Maybe because I'm working at present on a figure whose critical stock was once high but has fallen dramatically, I'd like to see someone (not me) put together a line graph called the "Literary Stock Market." Although you can get a sense of this if you read the year-end reviews in various discplines, it'd be nice to see this in graphics form, wouldn't it?

Although numbers of conference, conference panels, and so on could help to determine rankings, you could also get a pretty good ranking by basing the Literary Stock Market on the numbers of citations in the MLA Bibliography each year, for a start. Whoever puts together the Literary Stock Market could also have little line indicators giving possible reasons if there are drastic rises and falls. For example, if you were working on James Fenimore Cooper (I'm making this up), there could be a spike and decline around the topics of American exceptionalism and the whole "American Adam" idea, maybe followed by a revival after postcolonial theory arrives. It would be hugely interesting as well to see how authors neglected in previous centuries have been revived or recovered.

You could also do this with individual books, as the classic, must-read novel of one generation of critics recedes before an interest in another of the author's books. You'd probably want to limit this to a particular area or time period, too, since following more than 15 or so lines would make the viewer dizzy.

I think you could do this in history: topics or figures once considered essential for study may have fallen into obscurity, and previously neglected topics may come to the fore.

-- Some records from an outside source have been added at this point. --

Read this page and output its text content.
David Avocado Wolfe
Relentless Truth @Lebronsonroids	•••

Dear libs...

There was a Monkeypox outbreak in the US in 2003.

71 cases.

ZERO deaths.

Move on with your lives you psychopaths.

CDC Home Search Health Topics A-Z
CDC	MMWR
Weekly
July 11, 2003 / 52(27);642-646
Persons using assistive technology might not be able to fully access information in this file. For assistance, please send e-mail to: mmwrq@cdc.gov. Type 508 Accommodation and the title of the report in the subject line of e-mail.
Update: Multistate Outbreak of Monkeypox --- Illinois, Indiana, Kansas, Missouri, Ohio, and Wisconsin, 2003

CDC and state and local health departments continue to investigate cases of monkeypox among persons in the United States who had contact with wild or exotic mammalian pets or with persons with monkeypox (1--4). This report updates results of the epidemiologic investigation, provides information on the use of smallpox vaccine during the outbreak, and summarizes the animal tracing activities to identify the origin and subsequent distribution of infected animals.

Are there any figures in your discipline whose stock on the Literary Stock Market has fallen particularly far, or whose star has risen drastically?

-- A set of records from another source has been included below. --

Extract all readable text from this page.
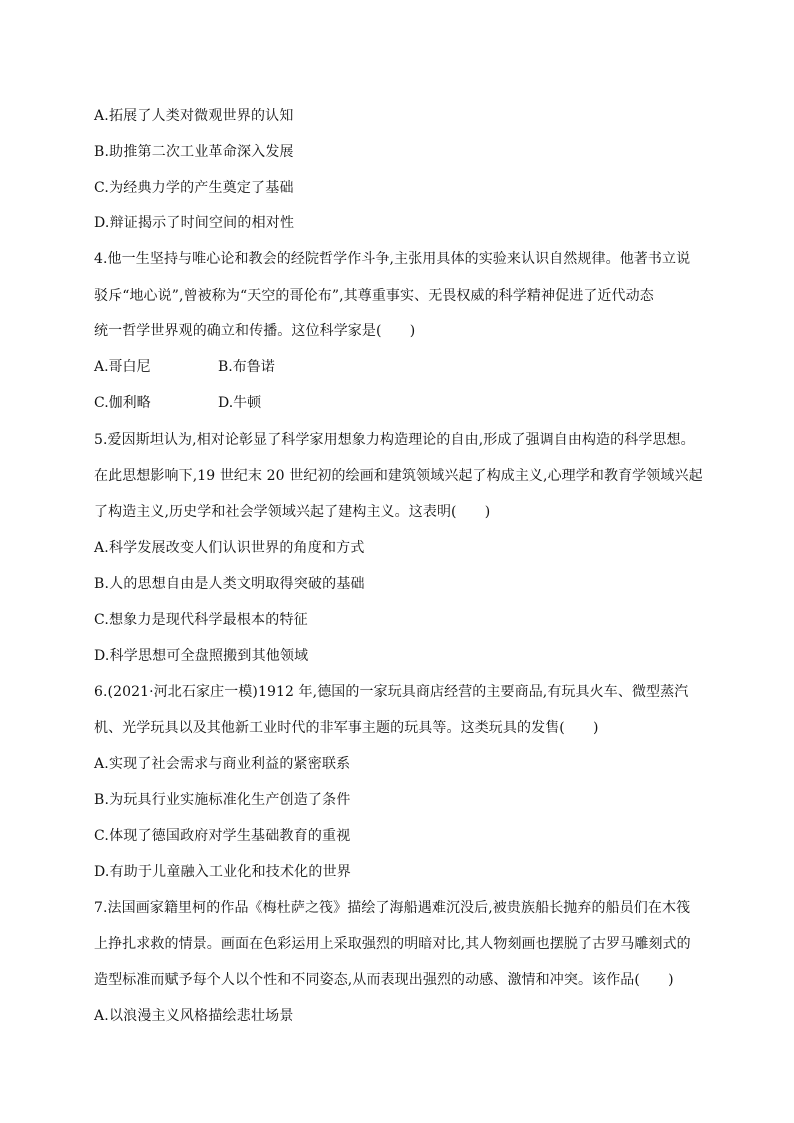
A.拓展了人类对微观世界的认知
B.助推第二次工业革命深入发展
C.为经典力学的产生奠定了基础
D.辩证揭示了时间空间的相对性
4.他一生坚持与唯心论和教会的经院哲学作斗争,主张用具体的实验来认识自然规律。他著书立说
驳斥“地心说”,曾被称为“天空的哥伦布”,其尊重事实、无畏权威的科学精神促进了近代动态
统一哲学世界观的确立和传播。这位科学家是(　　)
A.哥白尼	B.布鲁诺
C.伽利略	D.牛顿
5.爱因斯坦认为,相对论彰显了科学家用想象力构造理论的自由,形成了强调自由构造的科学思想。
在此思想影响下,19 世纪末 20 世纪初的绘画和建筑领域兴起了构成主义,心理学和教育学领域兴起
了构造主义,历史学和社会学领域兴起了建构主义。这表明(　　)
A.科学发展改变人们认识世界的角度和方式
B.人的思想自由是人类文明取得突破的基础
C.想象力是现代科学最根本的特征
D.科学思想可全盘照搬到其他领域
6.(2021·河北石家庄一模)1912 年,德国的一家玩具商店经营的主要商品,有玩具火车、微型蒸汽
机、光学玩具以及其他新工业时代的非军事主题的玩具等。这类玩具的发售(　　)
A.实现了社会需求与商业利益的紧密联系
B.为玩具行业实施标准化生产创造了条件
C.体现了德国政府对学生基础教育的重视
D.有助于儿童融入工业化和技术化的世界
7.法国画家籍里柯的作品《梅杜萨之筏》描绘了海船遇难沉没后,被贵族船长抛弃的船员们在木筏
上挣扎求救的情景。画面在色彩运用上采取强烈的明暗对比,其人物刻画也摆脱了古罗马雕刻式的
造型标准而赋予每个人以个性和不同姿态,从而表现出强烈的动感、激情和冲突。该作品(　　)
A.以浪漫主义风格描绘悲壮场景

[Edited to add: Speaking of popularity, that's why Joel Stein is against net neutrality. Shorter Joel Stein in this week's Time magazine: "Some sites should receive priority, including Fox News, if they are more important to many people, and especially to me, Joel Stein. How dare independent sites get in the way of my Glenn Beck, Lady GaGa, and Lindsay Lohan news? Fie upon the masses yearning for unpopular information not sponsored by a corporation! Let them eat cake--or at least wait longer while I get vital updates paid for by corporate America!" The article is so ridiculous that I think, or maybe hope, that he's kidding.]

5 comments:

zunguzungu said...

Bernth Lindfors had a "Famous Authors Reputation Test" by which he tabulated which were the most popualr AFrican writers to write about in that way (the acronym reveals how seriously he took the endeavor, though it was still a nice piece of work)

Bardiac said...

The metaphysical poets rose dramatically with the new critics. In terms of undergrad survey's, they're widely taught, but I bet they don't garner as many dissertations these days?

Anonymous said...

Are there any figures in your discipline whose stock on the Literary Stock Market has fallen particularly far, or whose star has risen drastically?

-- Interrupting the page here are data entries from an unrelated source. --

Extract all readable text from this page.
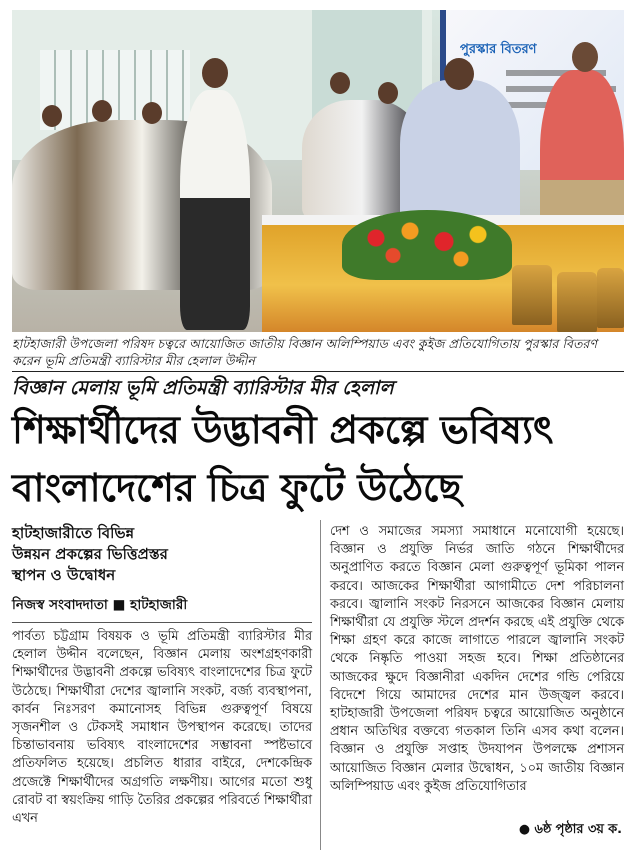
পুরস্কার বিতরণ
হাটহাজারী উপজেলা পরিষদ চত্বরে আয়োজিত জাতীয় বিজ্ঞান অলিম্পিয়াড এবং কুইজ প্রতিযোগিতায় পুরস্কার বিতরণ করেন ভূমি প্রতিমন্ত্রী ব্যারিস্টার মীর হেলাল উদ্দীন
বিজ্ঞান মেলায় ভূমি প্রতিমন্ত্রী ব্যারিস্টার মীর হেলাল
শিক্ষার্থীদের উদ্ভাবনী প্রকল্পে ভবিষ্যৎ
বাংলাদেশের চিত্র ফুটে উঠেছে
হাটহাজারীতে বিভিন্ন
উন্নয়ন প্রকল্পের ভিত্তিপ্রস্তর
স্থাপন ও উদ্বোধন
নিজস্ব সংবাদদাতা ■ হাটহাজারী
পার্বত্য চট্টগ্রাম বিষয়ক ও ভূমি প্রতিমন্ত্রী ব্যারিস্টার মীর হেলাল উদ্দীন বলেছেন, বিজ্ঞান মেলায় অংশগ্রহণকারী শিক্ষার্থীদের উদ্ভাবনী প্রকল্পে ভবিষ্যৎ বাংলাদেশের চিত্র ফুটে উঠেছে। শিক্ষার্থীরা দেশের জ্বালানি সংকট, বর্জ্য ব্যবস্থাপনা, কার্বন নিঃসরণ কমানোসহ বিভিন্ন গুরুত্বপূর্ণ বিষয়ে সৃজনশীল ও টেকসই সমাধান উপস্থাপন করেছে। তাদের চিন্তাভাবনায় ভবিষ্যৎ বাংলাদেশের সম্ভাবনা স্পষ্টভাবে প্রতিফলিত হয়েছে। প্রচলিত ধারার বাইরে, দেশকেন্দ্রিক প্রজেক্টে শিক্ষার্থীদের অগ্রগতি লক্ষণীয়। আগের মতো শুধু রোবট বা স্বয়ংক্রিয় গাড়ি তৈরির প্রকল্পের পরিবর্তে শিক্ষার্থীরা এখন
দেশ ও সমাজের সমস্যা সমাধানে মনোযোগী হয়েছে। বিজ্ঞান ও প্রযুক্তি নির্ভর জাতি গঠনে শিক্ষার্থীদের অনুপ্রাণিত করতে বিজ্ঞান মেলা গুরুত্বপূর্ণ ভূমিকা পালন করবে। আজকের শিক্ষার্থীরা আগামীতে দেশ পরিচালনা করবে। জ্বালানি সংকট নিরসনে আজকের বিজ্ঞান মেলায় শিক্ষার্থীরা যে প্রযুক্তি স্টলে প্রদর্শন করছে এই প্রযুক্তি থেকে শিক্ষা গ্রহণ করে কাজে লাগাতে পারলে জ্বালানি সংকট থেকে নিষ্কৃতি পাওয়া সহজ হবে। শিক্ষা প্রতিষ্ঠানের আজকের ক্ষুদে বিজ্ঞানীরা একদিন দেশের গন্ডি পেরিয়ে বিদেশে গিয়ে আমাদের দেশের মান উজ্জ্বল করবে। হাটহাজারী উপজেলা পরিষদ চত্বরে আয়োজিত অনুষ্ঠানে প্রধান অতিথির বক্তব্যে গতকাল তিনি এসব কথা বলেন। বিজ্ঞান ও প্রযুক্তি সপ্তাহ উদযাপন উপলক্ষে প্রশাসন আয়োজিত বিজ্ঞান মেলার উদ্বোধন, ১০ম জাতীয় বিজ্ঞান অলিম্পিয়াড এবং কুইজ প্রতিযোগিতার
● ৬ষ্ঠ পৃষ্ঠার ৩য় ক.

One obvious name springs to mind immediately: Karl Marx. Less obviously, Leopold Ranke. And Gibbon has become this weird phenomenon like a periodic star that is dark most of the time but flares up every time someone writes a book saying "actually, you know, the barbarians really did/didn't kill the Roman Empire".

I shouldn't introduce astronomical analogies; now I want to try and graph a Main Sequence of historians.

Anonymous said...

I would love graphs charting this for authors...would be fabulous.

undine said...

zunguzungu, I hadn't seen that and will have to look it up (I wouldn't have noticed the acronym!).

Bardiac, I remember some professors who were so in love with the metaphysicals that they told us as a near-factual statement that everything else was--well, not worth reading. They must have come out of the new criticism.

tenthmedieval--that's strange about Gibbon. I didn't know that historians were still attending to his ideas (not that I would know). If you make that chart, I want to see it!

Ink, I'd love this, too. I could see how it could be a great pedagogical tool, too, since students would have to research larger trends in criticism to be able to do this.